Cancer-Model-Time-Delay

Wei (2018) investigated a model of cancer tumors that concluded that applying chemotherapy to a microscopic tumor could lead the tumor to grow into a lethal size where it would have remained non-lethal in a non-intervention scenario. This research prompts the question that if a time-delay in any part of the treatment (natural immune system response, immunotherapy, or chemotherapy) could be advantageous in the treatment of cancerous tumors.

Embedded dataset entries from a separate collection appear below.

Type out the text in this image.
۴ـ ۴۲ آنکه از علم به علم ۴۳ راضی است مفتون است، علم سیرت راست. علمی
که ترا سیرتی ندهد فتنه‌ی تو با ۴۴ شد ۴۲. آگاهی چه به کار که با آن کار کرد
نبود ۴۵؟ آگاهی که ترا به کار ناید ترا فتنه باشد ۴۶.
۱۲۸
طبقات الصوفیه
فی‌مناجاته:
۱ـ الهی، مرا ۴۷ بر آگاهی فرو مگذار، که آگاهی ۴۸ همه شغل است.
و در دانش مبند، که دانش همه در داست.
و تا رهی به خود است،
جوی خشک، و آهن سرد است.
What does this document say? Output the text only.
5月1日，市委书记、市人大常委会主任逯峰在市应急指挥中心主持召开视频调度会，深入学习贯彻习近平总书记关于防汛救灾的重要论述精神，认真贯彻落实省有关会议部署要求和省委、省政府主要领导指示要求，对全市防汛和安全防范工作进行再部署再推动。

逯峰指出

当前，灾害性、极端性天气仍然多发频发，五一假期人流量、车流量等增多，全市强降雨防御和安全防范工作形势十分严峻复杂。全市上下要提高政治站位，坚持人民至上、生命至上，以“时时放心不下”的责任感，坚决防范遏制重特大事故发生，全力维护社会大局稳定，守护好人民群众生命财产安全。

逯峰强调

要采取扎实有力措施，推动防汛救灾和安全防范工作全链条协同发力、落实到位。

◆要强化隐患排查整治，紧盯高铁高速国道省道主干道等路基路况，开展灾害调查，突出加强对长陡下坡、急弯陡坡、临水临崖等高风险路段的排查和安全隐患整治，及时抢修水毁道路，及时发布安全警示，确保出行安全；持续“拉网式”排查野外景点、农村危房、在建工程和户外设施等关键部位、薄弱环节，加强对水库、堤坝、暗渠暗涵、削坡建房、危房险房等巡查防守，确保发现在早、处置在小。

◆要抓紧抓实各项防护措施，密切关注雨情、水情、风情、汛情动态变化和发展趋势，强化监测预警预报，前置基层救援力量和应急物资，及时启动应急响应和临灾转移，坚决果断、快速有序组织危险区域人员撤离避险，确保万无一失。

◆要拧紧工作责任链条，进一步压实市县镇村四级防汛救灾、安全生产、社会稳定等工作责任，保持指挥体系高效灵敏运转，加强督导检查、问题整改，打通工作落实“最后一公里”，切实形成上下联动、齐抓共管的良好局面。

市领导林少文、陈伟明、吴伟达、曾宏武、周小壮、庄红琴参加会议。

The system of ODEs that will be investigated are defined below as in Wei (2018):

$$ \dot{T} = T(1-T)-cNT-DT-K_T(1-e^{-M})T $$ $$ \dot{N} = C-fN+\frac{gNT^2}{h+T^2}-pNT-K_N(1-e^{-M})N $$ $$ \dot{L} = -mL+\frac{jLD^2T^2}{k+D^2T^2}-qLT+(r_1N+r_2C)T-uNL^2 -K_L(1-e^{-M})L+v_L(t) $$ $$ \dot{C} = 1-\beta C-K_C(1-e^{-M})C $$ $$ \dot{M} = -\gamma M+v_M(t) $$ $$ D = \frac{dL^l}{w+sT^l+L^l} $$

The code in this repository includes plotting the system numerically, finding equilibrium points, and bifurcation analysis.